As for combining, there is a simple rule called lazy matching: do not code the current match until you try the next one, maybe literal plus next match will compress better. Add couple of simple rules (the lower distance the better and the longer the match the better) and you’ll have something.
Also I don’t expect a universal solution for all cases. Maybe you can improve compression ratio without sacrificing much speed by keeping a small LRU list with last matches instead of full hash, maybe you can check last 2-3 match positions if they provide good matches again and such. Maybe it’s a place for skip lists… In either case you’ll have to sacrifice a lot of speed for diminishing compression gains, so pick a couple of sweet spots and see what you can do about matching/parsing for each of them.
There is obvious rule to apply that I overlooked partially and your post completely revealed it to me. Do not add new literal+distance combination if it will cost more than simple literal in overall bitstream. That is why current encoder beats default zlib encoder by 30% percent in compression ratio in some cases. Will research how best to cover this step by not sacrificing speed significantly.
It’s a part of tokeniser so I enable different tokenisers depending on compression level: fast means greedy approach (i.e. longest match it is), better compression level means lazy tokenisation (i.e. postpone decision until the match for the next symbol is known and can be compared), best compression level means optimal tokenisation (which means testing all possible matches to find the best way to code sequence, IIRC it’s five to ten times slower though).
Similarly I use static or dynamic codes depending on compression level, so maybe you should not pursue one universal solution either and pick different methods for different profiles (e.g. RLE only plus static codes for veryfast, RLE plus selected matches plus dynamic codes for fast, more matches plus greedy method plus dynamic codes for medium-level compression and so on). Of course I’ll be happy to hear about any results from you.
I’m aware of different presets/profiles, but I want to beat all of them by doing something novel yet known. So the fastest profile can beat even the slowest “brute-force” approach.

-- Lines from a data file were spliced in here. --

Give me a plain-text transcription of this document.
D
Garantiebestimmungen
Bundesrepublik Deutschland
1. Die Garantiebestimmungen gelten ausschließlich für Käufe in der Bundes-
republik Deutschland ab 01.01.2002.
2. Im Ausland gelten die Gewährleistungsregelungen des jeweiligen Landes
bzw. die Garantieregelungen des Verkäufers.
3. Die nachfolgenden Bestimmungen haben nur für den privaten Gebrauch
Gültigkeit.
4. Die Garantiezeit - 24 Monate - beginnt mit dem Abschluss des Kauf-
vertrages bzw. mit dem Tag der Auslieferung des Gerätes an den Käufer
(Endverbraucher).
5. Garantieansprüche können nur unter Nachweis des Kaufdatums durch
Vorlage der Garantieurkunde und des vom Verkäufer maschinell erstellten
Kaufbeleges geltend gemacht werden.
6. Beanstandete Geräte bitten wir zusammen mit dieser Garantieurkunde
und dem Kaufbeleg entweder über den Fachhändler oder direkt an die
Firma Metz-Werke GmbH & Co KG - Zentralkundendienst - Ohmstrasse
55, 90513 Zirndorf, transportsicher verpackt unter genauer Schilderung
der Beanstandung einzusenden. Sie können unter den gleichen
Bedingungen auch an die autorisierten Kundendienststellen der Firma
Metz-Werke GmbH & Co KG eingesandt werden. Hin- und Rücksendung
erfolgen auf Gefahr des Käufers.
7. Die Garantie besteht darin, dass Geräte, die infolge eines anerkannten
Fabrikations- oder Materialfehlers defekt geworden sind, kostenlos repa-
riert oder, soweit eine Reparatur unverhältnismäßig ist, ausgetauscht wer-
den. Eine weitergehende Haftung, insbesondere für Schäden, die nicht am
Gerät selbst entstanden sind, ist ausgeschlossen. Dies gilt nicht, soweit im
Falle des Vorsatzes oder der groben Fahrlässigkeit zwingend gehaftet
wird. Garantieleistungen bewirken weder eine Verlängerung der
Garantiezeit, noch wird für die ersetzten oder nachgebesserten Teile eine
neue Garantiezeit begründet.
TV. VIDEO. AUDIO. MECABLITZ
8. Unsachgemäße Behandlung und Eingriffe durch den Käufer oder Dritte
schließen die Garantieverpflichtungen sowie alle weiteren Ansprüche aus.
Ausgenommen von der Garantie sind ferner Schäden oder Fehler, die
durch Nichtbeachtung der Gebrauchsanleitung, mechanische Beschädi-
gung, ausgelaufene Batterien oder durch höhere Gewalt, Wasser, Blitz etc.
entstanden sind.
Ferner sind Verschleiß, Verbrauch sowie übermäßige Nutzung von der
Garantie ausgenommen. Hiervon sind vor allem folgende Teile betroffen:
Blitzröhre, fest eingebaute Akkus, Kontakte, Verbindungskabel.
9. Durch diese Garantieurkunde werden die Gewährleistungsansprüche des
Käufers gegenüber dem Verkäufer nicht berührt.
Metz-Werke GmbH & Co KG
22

I have some rough idea how to do it with FFT but yet needs to confirm its doable.
And I’m aware that convolution is a big hammer that helps solving many things, it’d be interesting if you manage to apply it here successfully.
Its more about variable length+offset cross-correlation, but even that would be slow.
Using suffix automaton on say 2*width values is much faster but still more than several times slower than current situation with fixed checks.
I made encoder even faster, by not comparing bytes directly all the time, but instead comparing chunks of bytes – for prev stride case non-literal codes.
But I gave up, for now, on improving compression by 5-10% percent, that in some cases zlib beats native code. I just couldn’t figure how to make lazy matching fast and reliable.
So for synthetic flat areas frames the deflate native encoder is much faster (even faster then fastest compression_level 1 which give much worse compression size) and compress consistently better than zlib. For less flat areas and real non-synthetic footage its 5%-15% compression worse than default zlib compression level but still at much faster speed.
That’s still a result to be proud about.